In this debut, King remembers his homesteading family, with thorough attention paid to the historical events that shaped their experience.
Beginning with the westward migration of the King family from North Carolina, King describes the family moving via covered wagon in the mid-19th century, stopping in Georgia and Alabama toward their final destination of Texas. King begins to get some narrative traction when describing James Arthur, a deeply religious ancestor who rode a horse named Rebel in the American Civil War, serving under William Bedford Forrest. King interrupts the narrative at regular intervals to provide historical background information, including brief notes on who Harriet Beecher Stowe was, for instance, or details on the attack on Fort Sumter. King follows this format throughout: brief nods to the experiences of the King family planted amid retellings of WWII battles or the formation of the Loving-Goodnight Trail and so on.

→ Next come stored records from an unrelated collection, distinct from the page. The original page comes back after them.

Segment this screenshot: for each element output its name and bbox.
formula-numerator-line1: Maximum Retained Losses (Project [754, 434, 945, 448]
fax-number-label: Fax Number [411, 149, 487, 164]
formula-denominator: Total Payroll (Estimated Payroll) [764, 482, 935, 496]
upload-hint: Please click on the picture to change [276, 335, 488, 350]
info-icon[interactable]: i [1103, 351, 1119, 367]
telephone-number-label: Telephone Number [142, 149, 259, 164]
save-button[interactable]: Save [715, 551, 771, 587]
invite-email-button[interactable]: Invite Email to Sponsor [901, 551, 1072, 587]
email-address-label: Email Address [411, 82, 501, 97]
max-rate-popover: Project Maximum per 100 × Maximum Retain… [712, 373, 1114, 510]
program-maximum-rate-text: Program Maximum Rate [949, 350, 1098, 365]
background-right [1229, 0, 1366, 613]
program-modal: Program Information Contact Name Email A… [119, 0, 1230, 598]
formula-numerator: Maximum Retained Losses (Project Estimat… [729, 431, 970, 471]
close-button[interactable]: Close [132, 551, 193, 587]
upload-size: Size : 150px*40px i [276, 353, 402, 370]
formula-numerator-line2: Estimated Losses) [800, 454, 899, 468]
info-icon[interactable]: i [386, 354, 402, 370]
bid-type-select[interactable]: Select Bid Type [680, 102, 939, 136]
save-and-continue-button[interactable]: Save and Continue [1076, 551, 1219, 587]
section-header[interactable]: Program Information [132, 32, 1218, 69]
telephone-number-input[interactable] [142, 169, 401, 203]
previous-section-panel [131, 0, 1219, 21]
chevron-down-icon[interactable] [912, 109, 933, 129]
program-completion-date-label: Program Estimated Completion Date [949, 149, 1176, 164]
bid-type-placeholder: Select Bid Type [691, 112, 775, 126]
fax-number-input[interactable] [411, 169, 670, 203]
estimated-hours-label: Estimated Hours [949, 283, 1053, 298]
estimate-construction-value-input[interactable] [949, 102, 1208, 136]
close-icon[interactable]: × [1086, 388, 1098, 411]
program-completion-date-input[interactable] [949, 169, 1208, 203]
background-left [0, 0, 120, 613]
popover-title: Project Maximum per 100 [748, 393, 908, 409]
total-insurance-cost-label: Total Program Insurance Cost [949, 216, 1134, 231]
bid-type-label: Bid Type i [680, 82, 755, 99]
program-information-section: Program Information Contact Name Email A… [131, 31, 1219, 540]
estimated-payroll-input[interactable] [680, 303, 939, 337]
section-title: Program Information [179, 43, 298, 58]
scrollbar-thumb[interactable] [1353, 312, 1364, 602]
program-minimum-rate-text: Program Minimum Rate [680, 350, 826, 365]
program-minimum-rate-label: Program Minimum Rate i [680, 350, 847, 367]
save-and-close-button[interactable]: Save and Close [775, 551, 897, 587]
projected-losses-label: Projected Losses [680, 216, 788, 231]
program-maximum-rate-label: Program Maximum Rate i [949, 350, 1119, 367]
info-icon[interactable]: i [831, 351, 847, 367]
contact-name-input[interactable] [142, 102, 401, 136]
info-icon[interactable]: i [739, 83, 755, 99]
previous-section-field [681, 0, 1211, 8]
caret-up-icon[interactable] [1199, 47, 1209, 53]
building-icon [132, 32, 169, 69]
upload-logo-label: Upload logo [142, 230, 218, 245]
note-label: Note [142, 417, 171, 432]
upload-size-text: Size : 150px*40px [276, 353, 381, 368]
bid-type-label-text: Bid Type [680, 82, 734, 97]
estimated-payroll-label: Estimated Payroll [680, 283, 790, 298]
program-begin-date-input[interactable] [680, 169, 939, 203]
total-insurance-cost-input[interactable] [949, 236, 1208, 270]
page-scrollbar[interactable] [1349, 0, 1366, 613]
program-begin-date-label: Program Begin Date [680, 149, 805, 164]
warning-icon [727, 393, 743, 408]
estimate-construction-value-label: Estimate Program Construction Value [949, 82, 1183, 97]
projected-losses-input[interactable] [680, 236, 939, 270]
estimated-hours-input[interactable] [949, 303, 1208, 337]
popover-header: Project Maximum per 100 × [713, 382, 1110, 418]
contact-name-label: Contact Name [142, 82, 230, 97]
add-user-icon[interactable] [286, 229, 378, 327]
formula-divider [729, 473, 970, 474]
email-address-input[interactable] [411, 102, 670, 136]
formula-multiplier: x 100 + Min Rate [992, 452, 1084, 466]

In these, his politics come through: He hastens to clarify that, on the Trail of Tears, “many whites traveled along with the Indians, offering assistance of any form,” he downplays the importance of slavery as a cause for the Civil War and gives a lot of real estate to the “Indian depredations,” the slaughter of settlers by “pagan killers.” Those looking for a sweeping history of America with personal anecdotes along the way may find something of interest here, but though King proves himself to be comfortable relating American history, there’s not much narrative form. There are hardly any scenes: Almost everything is told in summary, with the author eventually finding more footing when he relates his personal experiences of growing up on a farm in the book’s latter half. The family history will struggle to find an audience beyond descendants.
Often charming but in need of more scene-setting to ground the author’s knowledge of history.